Test Pentax HD DA Fish-Eye 10-17mm : le jouet fun qui redonne envie de sortir son reflex

Samba Ba
Samba Ba
Correspondant international
23 mai 2026 1 min de lecture

Résumé

Note de la rédaction

★★★★★ ★★★★★

Rapport qualité-prix : cohérent pour un usage occasionnel mais assumé

★★★★★ ★★★★★

Design : compact, pratique, mais pas blindé

★★★★★ ★★★★★

Confort d’utilisation : on s’y fait très vite

★★★★★ ★★★★★

Durabilité et fiabilité : sérieux mais pas indestructible

★★★★★ ★★★★★

Performance optique : fun, mais avec quelques compromis

★★★★★ ★★★★★

Présentation : ce que propose vraiment ce 10-17mm

★★★★★ ★★★★★

Points Forts

  • Objectif compact et léger, agréable à utiliser sur un boîtier APS-C Pentax
  • Rendu fisheye très marqué avec bonne qualité au centre et mise au point très rapprochée
  • Autofocus correct et corrections boîtier qui limitent bien les aberrations chromatiques

Points Faibles

  • Pas de tropicalisation malgré une vocation assez orientée outdoor
  • Lentille frontale bombée très exposée et bords d’image moins nets, surtout aux plus grandes ouvertures
Marque Pentax

Un fisheye pour s’amuser vraiment avec son Pentax

Je vais être clair : si tu cherches un objectif ultra sérieux pour faire de l’architecture bien droite et des lignes parfaites, ce Pentax HD DA Fish-Eye 10-17mm n’est pas fait pour toi. C’est un objectif pour s’amuser, pour changer complètement le rendu de ses photos, et pour redonner un peu de fun à un boîtier qu’on sort moins souvent. Je l’ai utilisé sur un boîtier APS-C Pentax (type K-70 / KP), en balade, en intérieur et pour quelques portraits « déformés », histoire de voir ce qu’il a dans le ventre.

Le concept est simple : à 10 mm tu as un champ de vision énorme, très déformé, et plus tu montes vers 17 mm, plus ça reste grand angle mais un peu plus « gérable ». On ne va pas parler de piqué de fou jusqu’aux coins, ce n’est pas le but du truc. L’idée, c’est surtout de voir si, dans la vraie vie, ça vaut le coup de mettre ce budget dans un fisheye dédié Pentax plutôt que de bricoler avec un vieux objectif manuel ou un ultra grand-angle classique corrigé en post-traitement.

Sur les premières sorties, ce qui m’a frappé, c’est à quel point ça change la façon de cadrer.
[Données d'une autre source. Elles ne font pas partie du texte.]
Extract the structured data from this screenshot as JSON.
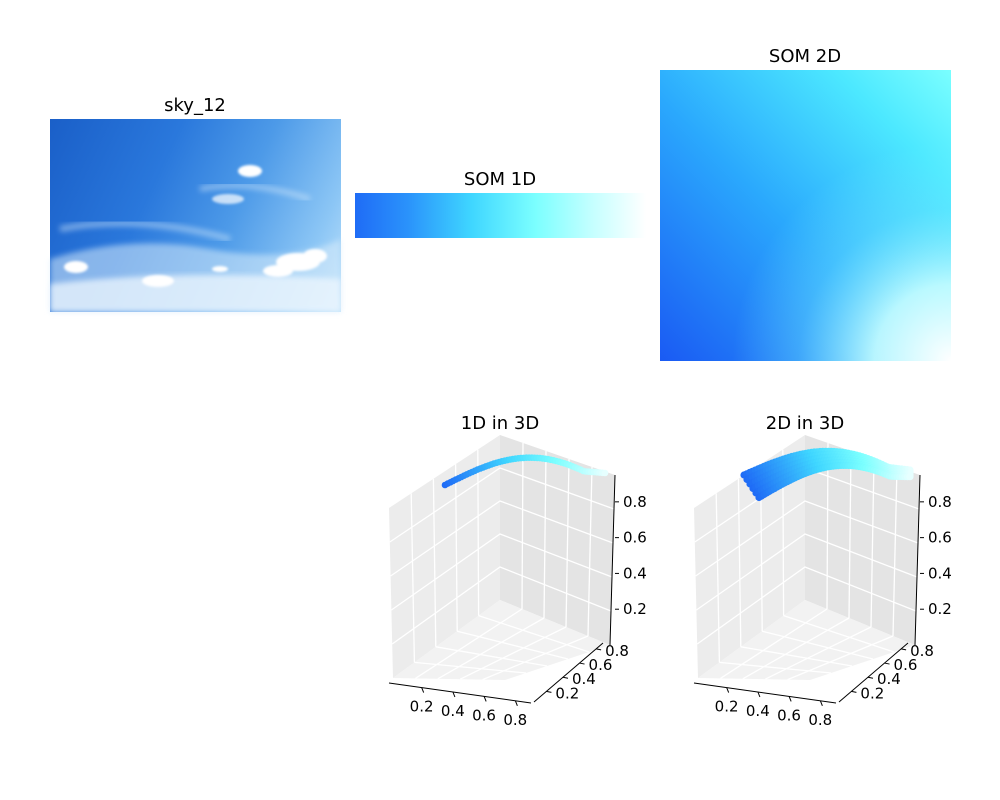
{
  "panels": {
    "image_title": "sky_12",
    "som1d_title": "SOM 1D",
    "som2d_title": "SOM 2D",
    "plot1_title": "1D in 3D",
    "plot2_title": "2D in 3D"
  },
  "colors": {
    "som_low": "#1f6cf6",
    "som_mid": "#3fd6ff",
    "som_high": "#ffffff",
    "sky_deep": "#1a5fc8",
    "sky_light": "#bfe2fb"
  },
  "chart_data": [
    {
      "type": "scatter",
      "title": "1D in 3D",
      "xticks": [
        "0.2",
        "0.4",
        "0.6",
        "0.8"
      ],
      "yticks": [
        "0.2",
        "0.4",
        "0.6",
        "0.8"
      ],
      "zticks": [
        "0.2",
        "0.4",
        "0.6",
        "0.8"
      ],
      "xlim": [
        0,
        1
      ],
      "ylim": [
        0,
        1
      ],
      "zlim": [
        0,
        1
      ],
      "grid": true
    },
    {
      "type": "scatter",
      "title": "2D in 3D",
      "xticks": [
        "0.2",
        "0.4",
        "0.6",
        "0.8"
      ],
      "yticks": [
        "0.2",
        "0.4",
        "0.6",
        "0.8"
      ],
      "zticks": [
        "0.2",
        "0.4",
        "0.6",
        "0.8"
      ],
      "xlim": [
        0,
        1
      ],
      "ylim": [
        0,
        1
      ],
      "zlim": [
        0,
        1
      ],
      "grid": true
    }
  ]
}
On se surprend à coller l’objectif à tout et n’importe quoi, à jouer avec les lignes, les plafonds, les trottoirs. Ça ne remplace rien dans un sac photo, ça vient juste en plus, pour des images différentes. Ça peut paraître gadget, mais au final je l’ai gardé monté plus longtemps que prévu.

Dans ce test, je vais rester terre-à-terre : pas de discours de brochure, juste ce que ça donne en main, en qualité d’image, le comportement de l’autofocus, ce que j’ai aimé et ce qui m’a un peu gonflé. Et surtout si, pour un amateur qui n’utilise pas un fisheye tous les jours, c’est un achat logique ou juste un caprice de geek photo.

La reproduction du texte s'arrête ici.